On a trip to the farm recently we had a full on day of harbour removal. I know that that sounds like some large-scale sea-scaping, not something that you would readily associate with an inland area like Strathbogie!
Harbour removal is clearing of rough or overgrown areas in paddocks that can be used as safe havens for undesirable creatures, such as rabbits and foxes. Some of this involved the removal of rough rocky outcrops, which are useful for erosion control, and the collection of fallen timber. We collected as much of the wood we could for fire wood, the rest which was heavily burnt or rotten was collected together and burnt. It nice to see some reward for a hard days work, and there aren’t many better rewards that a nice big bonfire.
Before anyone complains this isn’t a case of wanton destruction of native trees and habitats. Many areas of the farm that are unsuitable for grazing, being too rough and inaccessible by humans, have been fenced-off and and returned to natural bush or replanted with native trees. All in all a net gain for Australian flora and fauna. In the replanted areas there has a been a noticeable increase in the number of birds, and no doubt other wildlife as well.
It really is amazing how pretty weeds can be; but then any plant growing where it is not wanted is by definition a weed.
Cape Weed (Arctotheca calendula) originally from Cape Province in South Africa is an attractive, hardy groundcover with yellow daisy-like flowers. The only problem is that it is too effective as a groundcover when it escapes from the garden starving the grass of light in spring and early summer. Once the full heat of summer has burnt the Cape Weed off, all that is left is bare earth. There is one thing though this weed is valued by some graziers for the nutritional value that it offers stock (Southern Tasmanian Councils Authority [^]).
Another pretty pasture weed is Onion Grass (Romulea rosea [^]), however this appears to have no redeeming features other than it’s looks.
Finally an innocuous example of farm flora – lichen on the trunk of an ash tree.

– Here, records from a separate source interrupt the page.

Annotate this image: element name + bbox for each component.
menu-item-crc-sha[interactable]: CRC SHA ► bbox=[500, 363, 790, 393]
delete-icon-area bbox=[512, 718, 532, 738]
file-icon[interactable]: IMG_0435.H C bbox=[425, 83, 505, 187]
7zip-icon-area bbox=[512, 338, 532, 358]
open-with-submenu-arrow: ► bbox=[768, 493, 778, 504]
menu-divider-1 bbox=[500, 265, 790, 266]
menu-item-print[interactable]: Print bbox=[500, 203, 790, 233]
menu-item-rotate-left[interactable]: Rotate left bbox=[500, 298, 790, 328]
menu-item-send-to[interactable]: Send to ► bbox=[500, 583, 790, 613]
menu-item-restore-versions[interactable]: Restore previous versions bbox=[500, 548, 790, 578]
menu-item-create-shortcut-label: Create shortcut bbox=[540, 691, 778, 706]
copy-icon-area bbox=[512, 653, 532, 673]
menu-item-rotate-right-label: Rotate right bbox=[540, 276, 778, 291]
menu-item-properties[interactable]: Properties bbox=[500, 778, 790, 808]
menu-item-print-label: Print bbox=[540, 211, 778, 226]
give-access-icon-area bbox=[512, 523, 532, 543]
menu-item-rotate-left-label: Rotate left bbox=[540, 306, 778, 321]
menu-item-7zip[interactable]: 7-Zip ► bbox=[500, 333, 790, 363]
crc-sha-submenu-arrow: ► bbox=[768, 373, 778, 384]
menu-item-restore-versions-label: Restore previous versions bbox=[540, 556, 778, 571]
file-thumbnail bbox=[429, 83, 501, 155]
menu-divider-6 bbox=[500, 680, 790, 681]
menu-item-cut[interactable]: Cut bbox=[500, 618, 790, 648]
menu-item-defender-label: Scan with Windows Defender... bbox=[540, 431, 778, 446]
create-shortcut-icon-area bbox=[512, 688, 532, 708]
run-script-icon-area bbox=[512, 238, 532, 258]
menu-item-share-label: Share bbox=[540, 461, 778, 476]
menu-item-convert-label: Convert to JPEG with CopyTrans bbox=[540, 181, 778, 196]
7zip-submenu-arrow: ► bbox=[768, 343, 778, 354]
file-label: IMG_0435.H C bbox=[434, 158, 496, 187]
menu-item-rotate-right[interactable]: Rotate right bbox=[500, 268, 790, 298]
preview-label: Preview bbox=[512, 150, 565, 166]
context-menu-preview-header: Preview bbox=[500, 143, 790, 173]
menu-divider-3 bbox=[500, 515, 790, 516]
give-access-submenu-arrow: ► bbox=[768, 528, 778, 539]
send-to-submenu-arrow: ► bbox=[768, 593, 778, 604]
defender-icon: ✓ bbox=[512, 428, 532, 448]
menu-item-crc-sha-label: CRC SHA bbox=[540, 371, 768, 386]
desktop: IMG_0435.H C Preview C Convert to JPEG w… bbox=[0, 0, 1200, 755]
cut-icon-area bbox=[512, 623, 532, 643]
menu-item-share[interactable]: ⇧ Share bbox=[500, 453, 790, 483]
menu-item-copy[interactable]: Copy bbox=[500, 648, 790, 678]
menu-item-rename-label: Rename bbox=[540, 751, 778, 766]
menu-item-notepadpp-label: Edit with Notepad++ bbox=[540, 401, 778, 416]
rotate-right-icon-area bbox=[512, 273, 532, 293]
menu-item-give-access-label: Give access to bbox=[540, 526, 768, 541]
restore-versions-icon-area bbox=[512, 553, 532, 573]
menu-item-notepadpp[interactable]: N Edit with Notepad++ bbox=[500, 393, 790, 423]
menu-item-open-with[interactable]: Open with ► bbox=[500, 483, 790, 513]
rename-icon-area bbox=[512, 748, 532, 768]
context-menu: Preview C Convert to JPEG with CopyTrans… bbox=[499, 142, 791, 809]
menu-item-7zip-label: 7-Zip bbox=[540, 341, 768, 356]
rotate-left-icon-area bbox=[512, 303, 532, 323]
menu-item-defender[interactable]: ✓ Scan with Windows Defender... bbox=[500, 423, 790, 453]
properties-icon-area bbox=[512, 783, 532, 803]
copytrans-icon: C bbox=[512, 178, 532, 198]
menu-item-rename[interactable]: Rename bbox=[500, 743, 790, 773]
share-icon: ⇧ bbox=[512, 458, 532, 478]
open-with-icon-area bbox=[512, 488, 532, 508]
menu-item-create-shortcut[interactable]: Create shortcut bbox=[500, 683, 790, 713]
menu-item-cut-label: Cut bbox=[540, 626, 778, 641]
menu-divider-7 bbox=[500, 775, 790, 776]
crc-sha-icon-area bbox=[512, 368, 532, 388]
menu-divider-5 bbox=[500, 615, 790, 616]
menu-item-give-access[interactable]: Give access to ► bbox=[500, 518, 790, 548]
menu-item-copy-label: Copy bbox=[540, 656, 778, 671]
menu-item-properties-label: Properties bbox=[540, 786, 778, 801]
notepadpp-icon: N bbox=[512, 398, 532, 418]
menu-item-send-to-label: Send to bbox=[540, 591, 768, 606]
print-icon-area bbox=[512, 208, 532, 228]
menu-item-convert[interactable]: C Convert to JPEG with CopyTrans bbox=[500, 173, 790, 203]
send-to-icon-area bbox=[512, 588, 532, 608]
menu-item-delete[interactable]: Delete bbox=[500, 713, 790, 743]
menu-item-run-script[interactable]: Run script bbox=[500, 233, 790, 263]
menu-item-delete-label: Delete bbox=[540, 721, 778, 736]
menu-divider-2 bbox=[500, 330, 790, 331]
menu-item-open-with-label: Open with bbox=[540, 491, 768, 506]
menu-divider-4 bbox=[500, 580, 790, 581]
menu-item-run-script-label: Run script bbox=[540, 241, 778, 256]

The other day we ended up at the Yarch Hotel for tea – not a bad meal. Mrs CannibalRabbit had to go to the Yarck Adult Riding Club AGM there. Yarck is one of those places that seems to have nothing about it on the internet, it’s one of those places that most people pass through without even thinking about it. Yarck is on the road to the snow at Mt Buller, and Lake Eildon (Bonnie Doon). For us it’s on the way to the farm up at Strathbogie. It was nice to be able to get some photo’s on our brief stay, rather than just breezing through.